After enabling the gradients in the tensor, all the calculations, and operations are tracked. When you call the backward() method gradients are automatically created. If the tensor is scalar then you call backward() method without arguments but if the tensor has more than one elements then you have to pass the gradient of the same size as an argument. Learn Pytorch Basics if you have are beginners for a more clear understanding of this entire tutorial.

## How to create tensor with autrograde?

To create a tensor with autograde then you have to pass the * requires_grad=True* as an argument. Like below

```
x = torch.ones(5,5,requires_grad = True)
x
```

Here I am creating tensors with one as the value of the size 5×5 and passing the requires_grad as True.

After the creation lets do addition operation on tensor x.

```
#add operation
y = x + 7
print(y)
```

When you look in the output there is **grad_fun**. It stores the location of the last performed operation on the tensor. In this case it is grad_fn=<AddBackward0>. Let’s do multiplication on the y.

```
# multiplication operation
z = y*5
print(z)
```

Not the output stores the location of the operation as * grad_fn=<MulBackward0>*. Now I find the mean of z using z.mean() method.

```
#mean of z
mean = z.mean()
print(mean)
```

Till now I have done three operations, first, we added 7 to the x, then multiply the result(y) with the 7 and last find the mean of the z. Now let’s do backward propagation and find the gradient. Use the following code.

```
#backpropagation
mean.backward()
# gradient
print(x.grad)
```

## How to change existing tensors for Autograd?

Sometimes you want to track the existing tensors that have not enabled autograding. Then you can define those using * requires_grad_(True)* method. It will enable the variable for tracking its operation history.

```
a = torch.ones(3,3)
print(a)
#operation
a = a+5
print(a)
print(a.requires_grad)
# enable autograd
a.requires_grad_(True)
#opeation on a
b = (a*a).sum()
print(b)
print(b.grad_fn)
```

Here you can see tensor a has no grad_fun . But when I enabled the requires_grad_ to true then it has a grad_fun that is going to track all the operations on this variable.

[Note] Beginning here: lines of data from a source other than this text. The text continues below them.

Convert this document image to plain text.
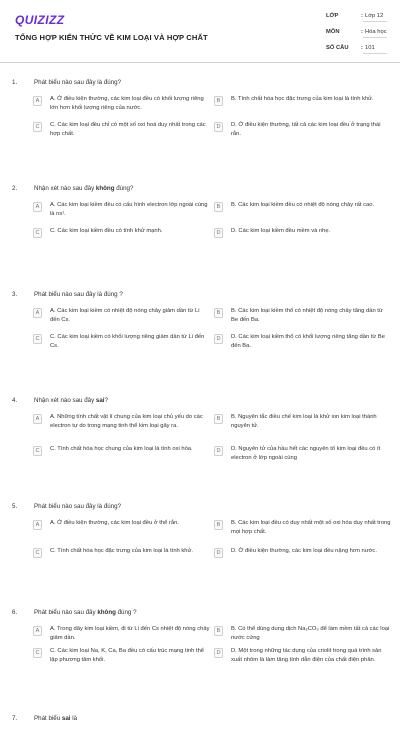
QUIZIZZ
TỔNG HỢP KIẾN THỨC VỀ KIM LOẠI VÀ HỢP CHẤT
LỚP	: Lớp 12
MÔN	: Hóa học
SỐ CÂU : 101
1.	Phát biểu nào sau đây là đúng?
A	A. Ở điều kiện thường, các kim loại đều có khối lượng riêng lớn hơn khối lượng riêng của nước.
B	B. Tính chất hóa học đặc trưng của kim loại là tính khử.
C	C. Các kim loại đều chỉ có một số oxi hoá duy nhất trong các hợp chất.
D	D. Ở điều kiện thường, tất cả các kim loại đều ở trạng thái rắn.
2.	Nhận xét nào sau đây không đúng?
A	A. Các kim loại kiềm đều có cấu hình electron lớp ngoài cùng là ns¹.
B	B. Các kim loại kiềm đều có nhiệt độ nóng chảy rất cao.
C	C. Các kim loại kiềm đều có tính khử mạnh.	D	D. Các kim loại kiềm đều mềm và nhẹ.
3.	Phát biểu nào sau đây là đúng ?
A	A. Các kim loại kiềm có nhiệt độ nóng chảy giảm dần từ Li đến Cs.
B	B. Các kim loại kiềm thổ có nhiệt độ nóng chảy tăng dần từ Be đến Ba.
C	C. Các kim loại kiềm có khối lượng riêng giảm dần từ Li đến Cs.
D	D. Các kim loại kiềm thổ có khối lượng riêng tăng dần từ Be đến Ba.
4.	Nhận xét nào sau đây sai?
A	A. Những tính chất vật lí chung của kim loại chủ yếu do các electron tự do trong mạng tinh thể kim loại gây ra.
B	B. Nguyên tắc điều chế kim loại là khử ion kim loại thành nguyên tử.
C	C. Tính chất hóa học chung của kim loại là tính oxi hóa.	D	D. Nguyên tử của hầu hết các nguyên tố kim loại đều có ít electron ở lớp ngoài cùng
5.	Phát biểu nào sau đây là đúng?
A	A. Ở điều kiện thường, các kim loại đều ở thể rắn.	B	B. Các kim loại đều có duy nhất một số oxi hóa duy nhất trong mọi hợp chất.
C	C. Tính chất hóa học đặc trưng của kim loại là tính khử.	D	D. Ở điều kiện thường, các kim loại đều nặng hơn nước.
6.	Phát biểu nào sau đây không đúng ?
A	A. Trong dãy kim loại kiềm, đi từ Li đến Cs nhiệt độ nóng chảy giảm dần.
B	B. Có thể dùng dung dịch Na₂CO₃ để làm mềm tất cả các loại nước cứng
C	C. Các kim loại Na, K, Ca, Ba đều có cấu trúc mạng tinh thể lập phương tâm khối.
D	D. Một trong những tác dụng của criolit trong quá trình sản xuất nhôm là làm tăng tính dẫn điện của chất điện phân.
7.	Phát biểu sai là
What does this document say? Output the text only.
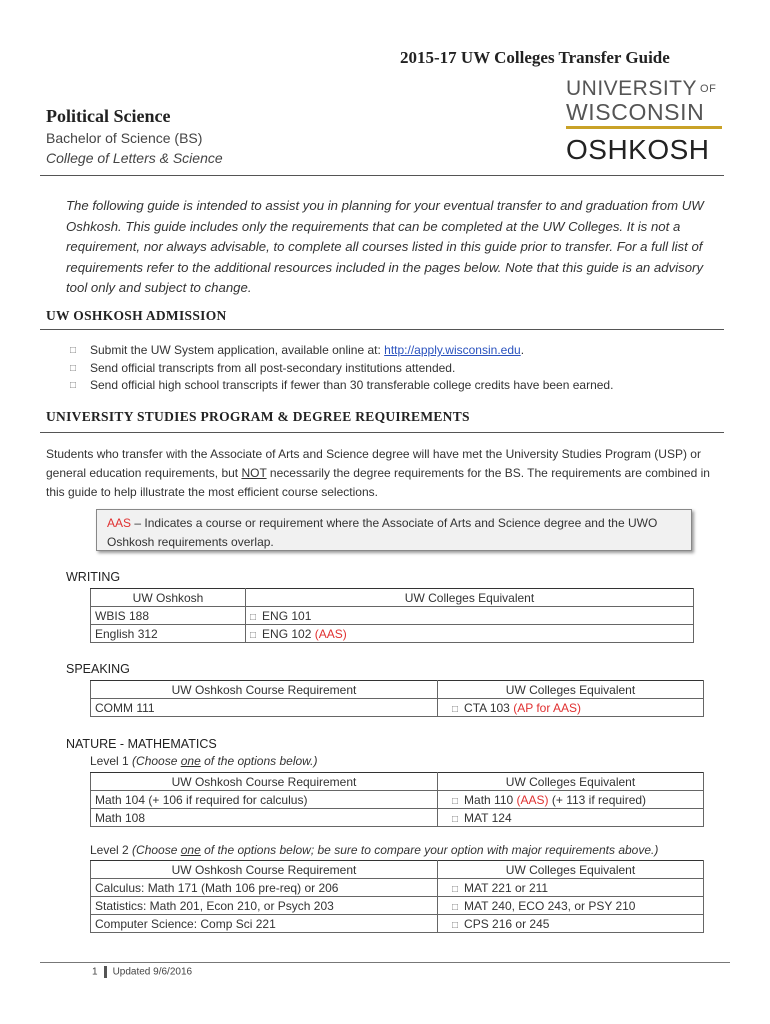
2015-17 UW Colleges Transfer Guide
UNIVERSITY $^{OF}$
WISCONSIN
OSHKOSH
Political Science
Bachelor of Science (BS)
College of Letters & Science
The following guide is intended to assist you in planning for your eventual transfer to and graduation from UW Oshkosh. This guide includes only the requirements that can be completed at the UW Colleges. It is not a requirement, nor always advisable, to complete all courses listed in this guide prior to transfer. For a full list of requirements refer to the additional resources included in the pages below. Note that this guide is an advisory tool only and subject to change.
UW OSHKOSH ADMISSION
□	Submit the UW System application, available online at: http://apply.wisconsin.edu.
□	Send official transcripts from all post-secondary institutions attended.
□	Send official high school transcripts if fewer than 30 transferable college credits have been earned.
UNIVERSITY STUDIES PROGRAM & DEGREE REQUIREMENTS
Students who transfer with the Associate of Arts and Science degree will have met the University Studies Program (USP) or general education requirements, but NOT necessarily the degree requirements for the BS. The requirements are combined in this guide to help illustrate the most efficient course selections.
AAS – Indicates a course or requirement where the Associate of Arts and Science degree and the UWO Oshkosh requirements overlap.
WRITING
UW Oshkosh	UW Colleges Equivalent
WBIS 188	□ ENG 101
English 312	□ ENG 102 (AAS)
SPEAKING
UW Oshkosh Course Requirement	UW Colleges Equivalent
COMM 111	□ CTA 103 (AP for AAS)
NATURE - MATHEMATICS
Level 1 (Choose one of the options below.)
UW Oshkosh Course Requirement	UW Colleges Equivalent
Math 104 (+ 106 if required for calculus)	□ Math 110 (AAS) (+ 113 if required)
Math 108	□ MAT 124
Level 2 (Choose one of the options below; be sure to compare your option with major requirements above.)
UW Oshkosh Course Requirement	UW Colleges Equivalent
Calculus: Math 171 (Math 106 pre-req) or 206	□ MAT 221 or 211
Statistics: Math 201, Econ 210, or Psych 203	□ MAT 240, ECO 243, or PSY 210
Computer Science: Comp Sci 221	□ CPS 216 or 245
1 Updated 9/6/2016
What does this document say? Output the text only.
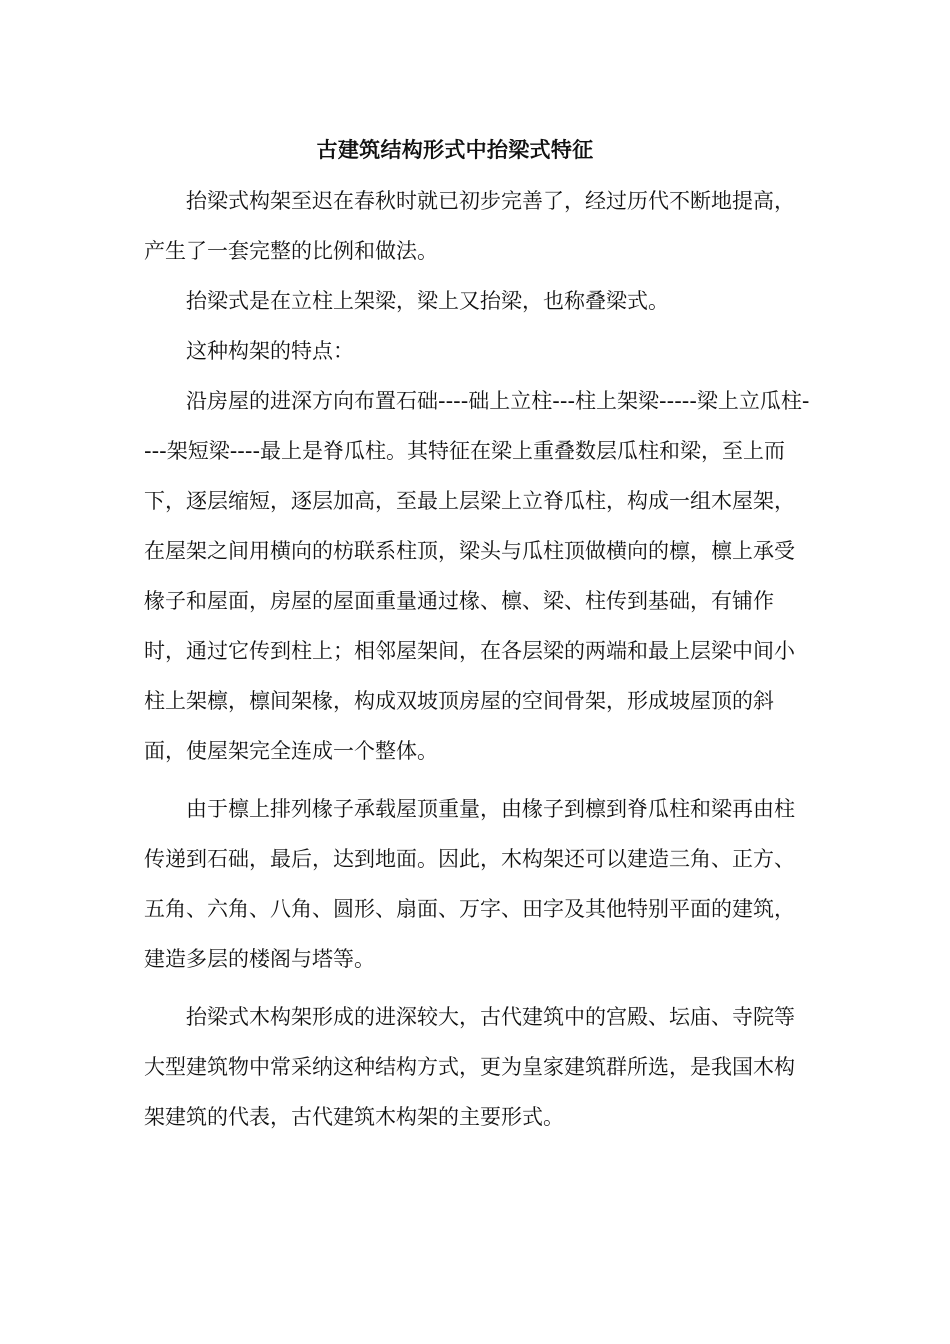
古建筑结构形式中抬梁式特征

抬梁式构架至迟在春秋时就已初步完善了，经过历代不断地提高，产生了一套完整的比例和做法。

抬梁式是在立柱上架梁，梁上又抬梁，也称叠梁式。

这种构架的特点：

沿房屋的进深方向布置石础----础上立柱---柱上架梁-----梁上立瓜柱----架短梁----最上是脊瓜柱。其特征在梁上重叠数层瓜柱和梁，至上而下，逐层缩短，逐层加高，至最上层梁上立脊瓜柱，构成一组木屋架，在屋架之间用横向的枋联系柱顶，梁头与瓜柱顶做横向的檩，檩上承受椽子和屋面，房屋的屋面重量通过椽、檩、梁、柱传到基础，有铺作时，通过它传到柱上；相邻屋架间，在各层梁的两端和最上层梁中间小柱上架檩，檩间架椽，构成双坡顶房屋的空间骨架，形成坡屋顶的斜面，使屋架完全连成一个整体。

由于檩上排列椽子承载屋顶重量，由椽子到檩到脊瓜柱和梁再由柱传递到石础，最后，达到地面。因此，木构架还可以建造三角、正方、五角、六角、八角、圆形、扇面、万字、田字及其他特别平面的建筑，建造多层的楼阁与塔等。

抬梁式木构架形成的进深较大，古代建筑中的宫殿、坛庙、寺院等大型建筑物中常采纳这种结构方式，更为皇家建筑群所选，是我国木构架建筑的代表，古代建筑木构架的主要形式。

## How to stop tensor from Tracking History?

You can also stop the tensor from tracking history using * torch.no_grad()* method.

```
# stop tensor from tracking history with torch.no_grad() :
print(x.requires_grad)
y=x*2
print(y.requires_grad)
with torch.no_grad():
y = x*2
print(y.requires_grad)
```

You can see the when I use the statement with * torch.no_grad()* then the entire variable inside its scope will not track any operations history.

## Conclusion

Tensor allows you to create a dynamically computational graph. You can create autograde feature for the tensor that will track all the operations at a location and when you propagate backward then you will easily find the optimized gradient value.